Originally Posted by
VirtualAce
What are you trying to do? Hardware acceleration inside of DirectX has nothing to do with hardware acceleration inside of Aero or some other desktop application. You can disable hardware acceleration in Windows 7 via settings in the Control Panel. You can also toggle said settings via code and usage of Win32. I am not sure if .NET supports this or not. You can disable hardware acceleration in WPF through the settings file but this would only be done if certain WPF features did not work properly on the various platforms and hardware configurations that your software must support. This happens more often than one might think.
To disable hardware acceleration inside of DirectX 9 you either create a device with hardware transform and lighting disabled (via a flag when the device is created) or create a reference device (which is awful). Since Direct3D 10 and 11 no longer support the fixed function pipeline I am not sure if they support disabling the hardware transform and lighting. I seriously doubt they do since all of this is done via shaders and the use of shaders implies and necessitates hardware acceleration since the shaders run on the GPU.

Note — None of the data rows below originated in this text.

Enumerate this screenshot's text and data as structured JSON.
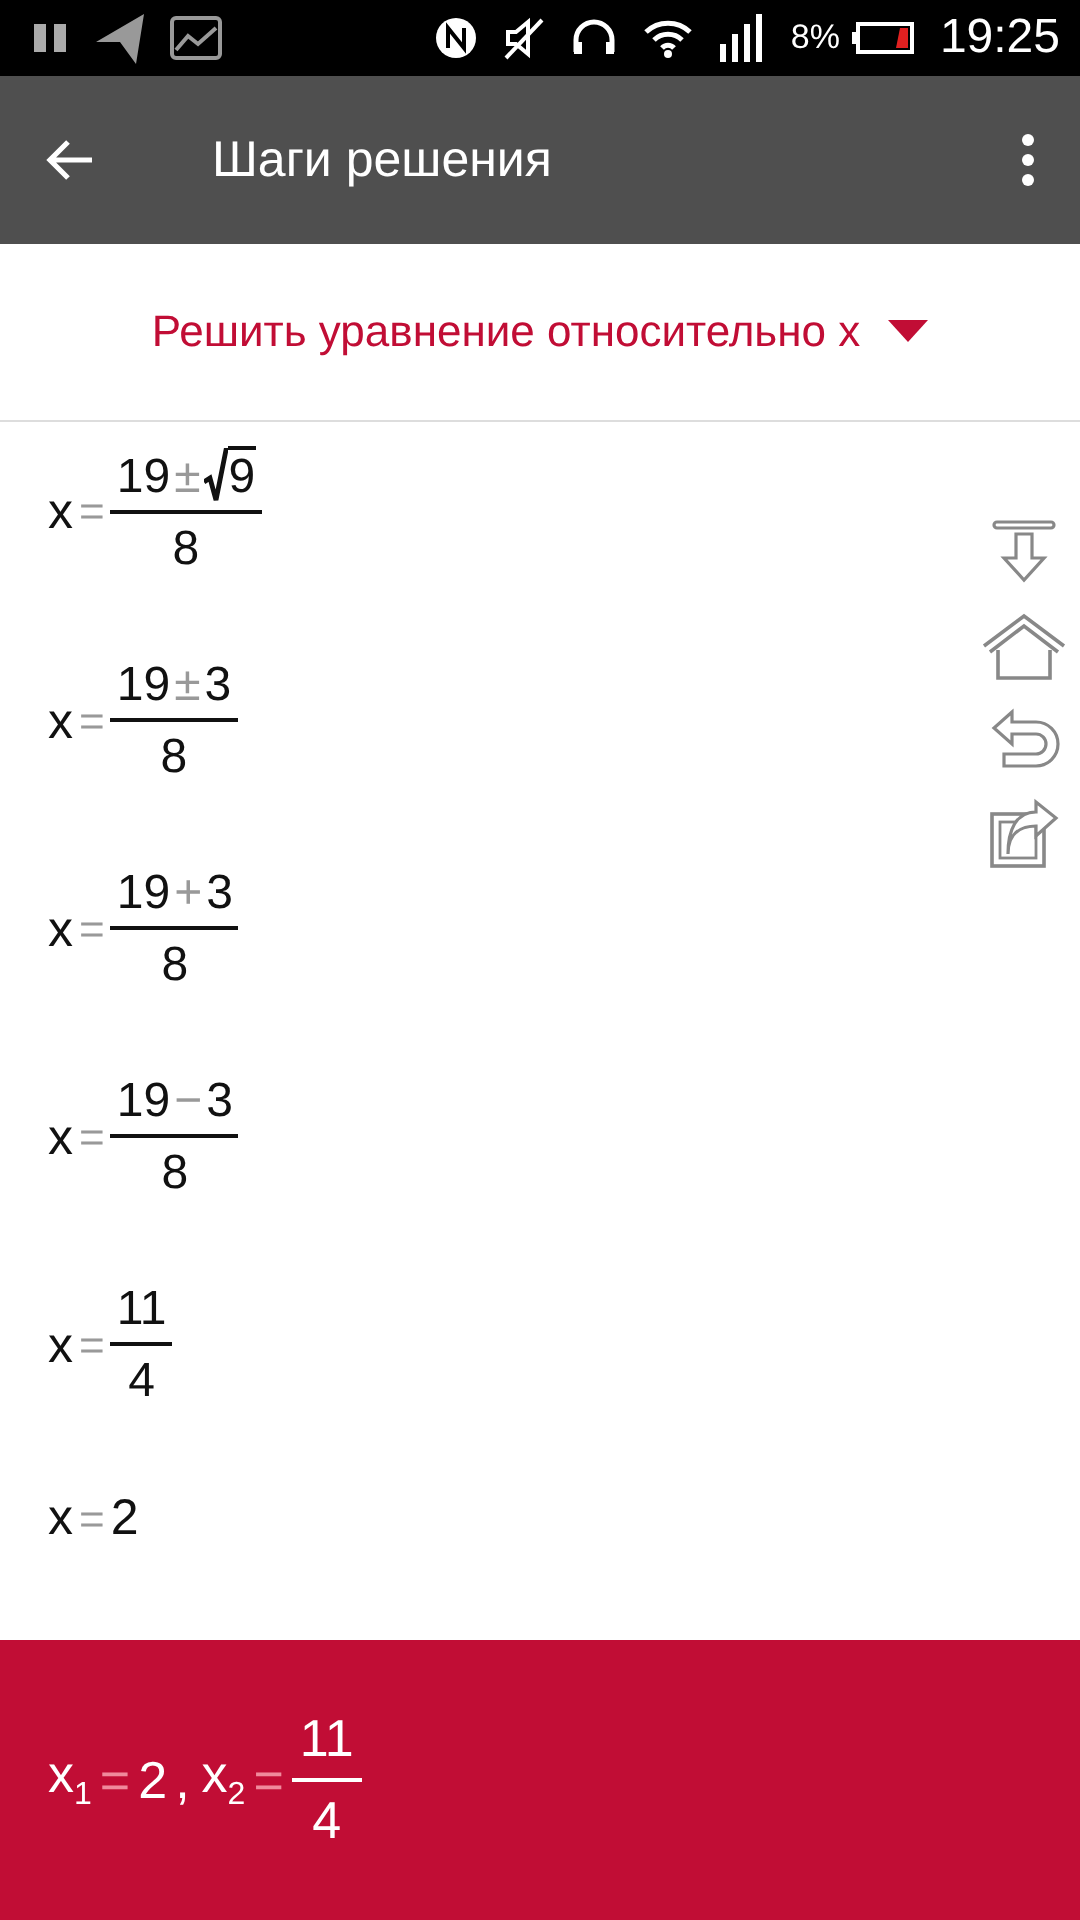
{
  "status_bar": {
    "battery": "8%",
    "time": "19:25"
  },
  "toolbar": {
    "title": "Шаги решения"
  },
  "mode": {
    "label": "Решить уравнение относительно x"
  },
  "steps": [
    {
      "var": "x",
      "eq": "=",
      "kind": "fraction",
      "num": [
        {
          "kind": "num",
          "text": "19"
        },
        {
          "kind": "op",
          "text": "±"
        },
        {
          "kind": "sqrt",
          "text": "9"
        }
      ],
      "den": "8"
    },
    {
      "var": "x",
      "eq": "=",
      "kind": "fraction",
      "num": [
        {
          "kind": "num",
          "text": "19"
        },
        {
          "kind": "op",
          "text": "±"
        },
        {
          "kind": "num",
          "text": "3"
        }
      ],
      "den": "8"
    },
    {
      "var": "x",
      "eq": "=",
      "kind": "fraction",
      "num": [
        {
          "kind": "num",
          "text": "19"
        },
        {
          "kind": "op",
          "text": "+"
        },
        {
          "kind": "num",
          "text": "3"
        }
      ],
      "den": "8"
    },
    {
      "var": "x",
      "eq": "=",
      "kind": "fraction",
      "num": [
        {
          "kind": "num",
          "text": "19"
        },
        {
          "kind": "op",
          "text": "−"
        },
        {
          "kind": "num",
          "text": "3"
        }
      ],
      "den": "8"
    },
    {
      "var": "x",
      "eq": "=",
      "kind": "fraction",
      "num": [
        {
          "kind": "num",
          "text": "11"
        }
      ],
      "den": "4"
    },
    {
      "var": "x",
      "eq": "=",
      "kind": "value",
      "value": "2"
    }
  ],
  "result": [
    {
      "kind": "var",
      "text": "x",
      "sub": "1"
    },
    {
      "kind": "op",
      "text": "="
    },
    {
      "kind": "num",
      "text": "2"
    },
    {
      "kind": "sep",
      "text": ","
    },
    {
      "kind": "var",
      "text": "x",
      "sub": "2"
    },
    {
      "kind": "op",
      "text": "="
    },
    {
      "kind": "frac",
      "num": "11",
      "den": "4"
    }
  ]
}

Video device reset in DirectX does not disable hardware acceleration....although it can be used to do so. A video device reset is performed when the device has been lost due to a task switch (ALT-TAB) or to set certain devices settings. One could disable hardware T&L in DirectX 9 via a device reset but this would only be done in response to a user request. More often than not this option is not supported because it has very little use.
The toggle you wish to create is already readily available in the OS.